Even though I love New England, I can’t say that I’m always a fan of the unpredictable weather. I’ve finally finished packing away all of my boots and sweaters and of course it’s shaping up to be an unseasonably cold and rainy week. In my book, rainy days call for soup. And since I’m a fan of anything that requires minimal clean up, I thought of this as a perfect opportunity to throw together a lemongrass soup.
This Thai classic is simple yet packed with flavor. Usually I get this lemongrass soup at one of my favorite restaurants, Bamboo House. This recipe is entirely based on the flavors I taste (or think I’m tasting) when I eat this soup at Bamboo House. I have to say I’m so happy with the finished product! Especially since this recipe only required one pan and gave me a great excuse to use up some extra cilantro sitting in my fridge.

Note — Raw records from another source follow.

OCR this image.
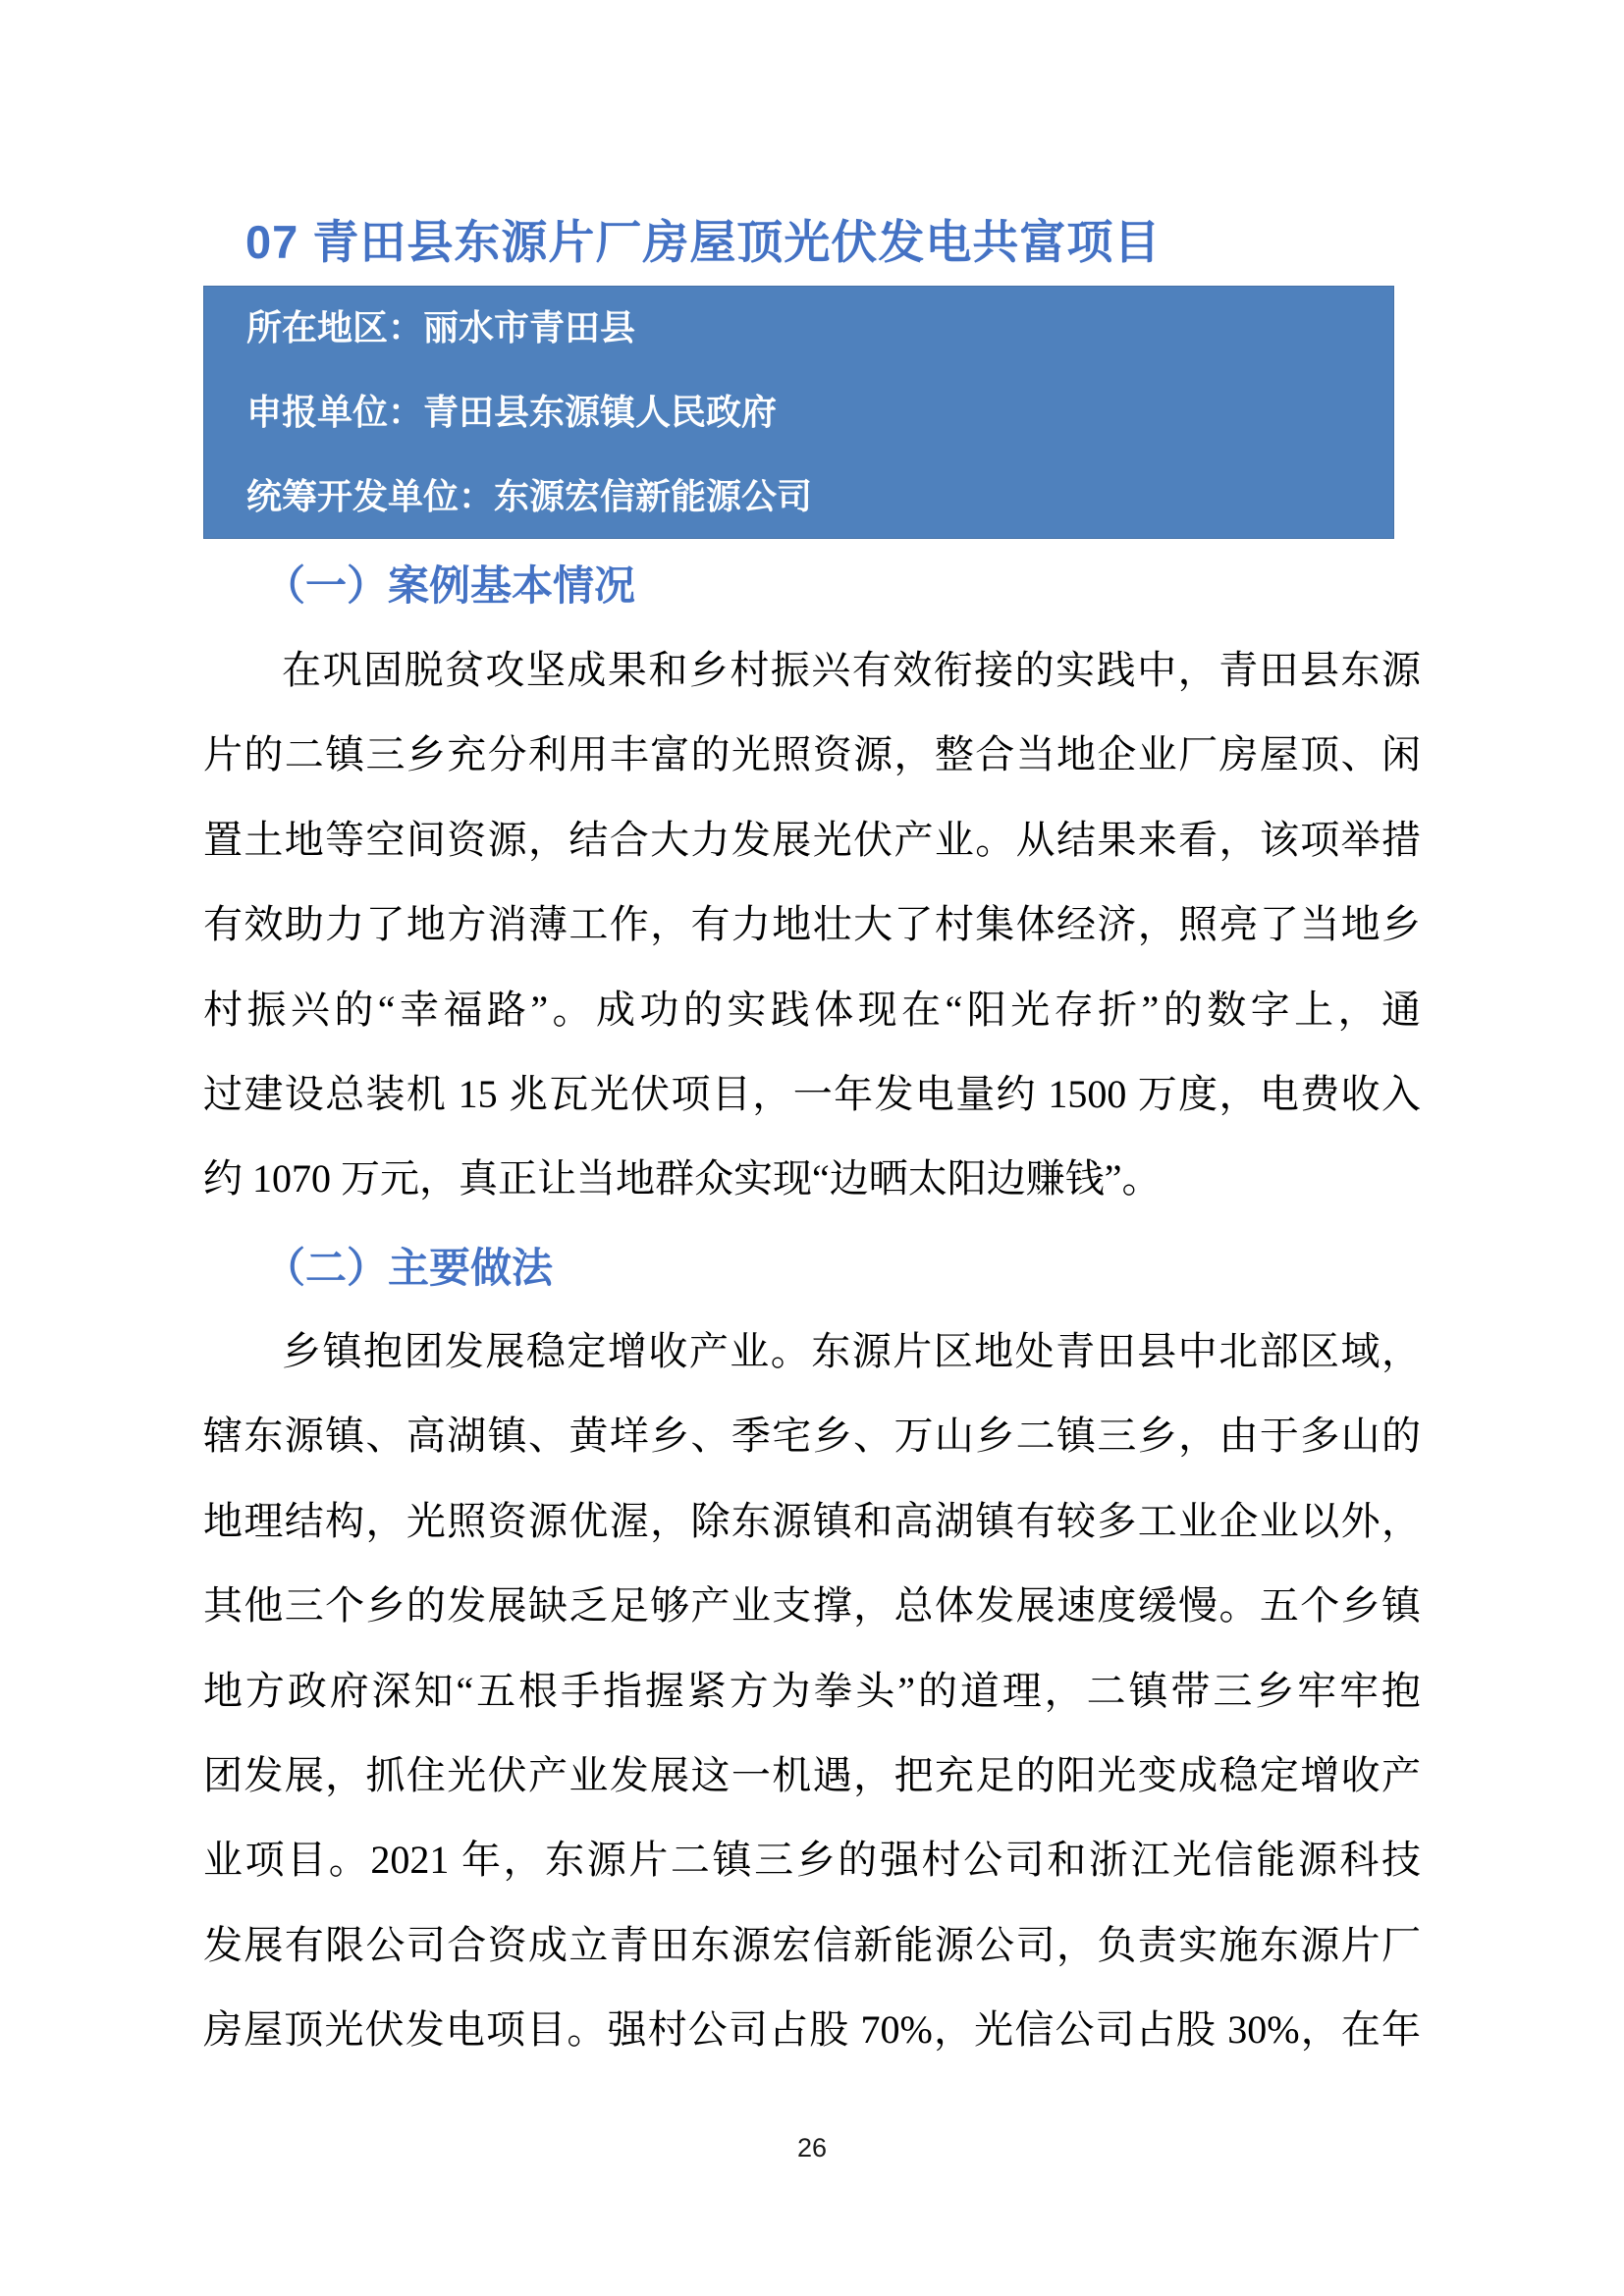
07 青田县东源片厂房屋顶光伏发电共富项目
所在地区：丽水市青田县
申报单位：青田县东源镇人民政府
统筹开发单位：东源宏信新能源公司
（一）案例基本情况
在巩固脱贫攻坚成果和乡村振兴有效衔接的实践中，青田县东源
片的二镇三乡充分利用丰富的光照资源，整合当地企业厂房屋顶、闲
置土地等空间资源，结合大力发展光伏产业。从结果来看，该项举措
有效助力了地方消薄工作，有力地壮大了村集体经济，照亮了当地乡
村振兴的“幸福路”。成功的实践体现在“阳光存折”的数字上，通
过建设总装机 15 兆瓦光伏项目，一年发电量约 1500 万度，电费收入
约 1070 万元，真正让当地群众实现“边晒太阳边赚钱”。
（二）主要做法
乡镇抱团发展稳定增收产业。东源片区地处青田县中北部区域，
辖东源镇、高湖镇、黄垟乡、季宅乡、万山乡二镇三乡，由于多山的
地理结构，光照资源优渥，除东源镇和高湖镇有较多工业企业以外，
其他三个乡的发展缺乏足够产业支撑，总体发展速度缓慢。五个乡镇
地方政府深知“五根手指握紧方为拳头”的道理，二镇带三乡牢牢抱
团发展，抓住光伏产业发展这一机遇，把充足的阳光变成稳定增收产
业项目。2021 年，东源片二镇三乡的强村公司和浙江光信能源科技
发展有限公司合资成立青田东源宏信新能源公司，负责实施东源片厂
房屋顶光伏发电项目。强村公司占股 70%，光信公司占股 30%，在年
26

On top of being simple, this recipe is so versatile. My recipe calls for tofu but shredded chicken breasts are an awesome alternative. I used zero noodles instead of the classic rice noodles just because I was curious about them. You can always add more vegetables, or even take some out. I love my soups spicy, but if that isn’t your cup of tea forget about the chili paste.

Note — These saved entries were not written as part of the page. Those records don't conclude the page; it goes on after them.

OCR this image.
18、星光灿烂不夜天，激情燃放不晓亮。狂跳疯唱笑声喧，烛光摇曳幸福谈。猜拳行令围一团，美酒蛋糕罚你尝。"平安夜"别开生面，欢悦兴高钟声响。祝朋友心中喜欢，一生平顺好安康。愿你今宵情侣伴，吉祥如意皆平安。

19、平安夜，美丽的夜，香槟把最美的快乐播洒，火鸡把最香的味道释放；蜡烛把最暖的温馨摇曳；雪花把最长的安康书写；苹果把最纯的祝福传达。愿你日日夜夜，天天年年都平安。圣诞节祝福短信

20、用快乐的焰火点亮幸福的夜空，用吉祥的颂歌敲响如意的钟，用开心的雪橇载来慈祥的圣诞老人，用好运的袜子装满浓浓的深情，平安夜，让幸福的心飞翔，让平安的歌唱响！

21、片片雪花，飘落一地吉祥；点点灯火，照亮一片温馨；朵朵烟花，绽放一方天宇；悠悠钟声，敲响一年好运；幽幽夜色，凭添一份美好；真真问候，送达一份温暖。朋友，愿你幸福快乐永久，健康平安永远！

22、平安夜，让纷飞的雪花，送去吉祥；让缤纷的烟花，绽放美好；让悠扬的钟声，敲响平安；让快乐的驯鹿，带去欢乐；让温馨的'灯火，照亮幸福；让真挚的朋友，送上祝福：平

I hope you guys enjoy this one as much as I did!
Makes 2-3 large servings
1 8 oz package shiitake Nasoya Zero noodles, drained and rinsed
14 oz extra firm tofu, cubed (I used precooked Nasoya Teriyaki Tofubaked)
2 bulbs garlic, minced
1 medium sized shallot, minced
4 oz snow peas
4 oz shitake mushrooms, roughly chopped
1/2 small head of green cabbage, roughly chopped
2 stalks lemongrass
1 tbsp sesame oil
4 cups water
1 package vegetable soup mix (I used Knorr vegetable recipe mix)
1/4 tsp salt
1.5 tbsp chili paste or Sriracha
2 tbsp cilantro, chopped
1 bunch of mint leaves
1 cup bean sprouts
1. You’ll be using only one large pan to make this soup. In the pan, add 1/2 tbsp sesame oil over medium heat. Add the garlic and shallots and cook until soft, about 2-3 minutes. Add snow peas, mushrooms, lemongrass, cabbage, 4 cups of water, vegetable soup mix, and salt. Cover the pan and cook over medium heat for about 10 minutes.
2. Once the snow peas and mushrooms are soft, add the noodles, tofu, cilantro, and chili paste or Sriracha . Cook mixture on medium heat for 5 more minutes.
3. Remove from heat and serve in a large bowl. Top the soup with bean sprouts, mint leaves, and lime and remaining sesame oil.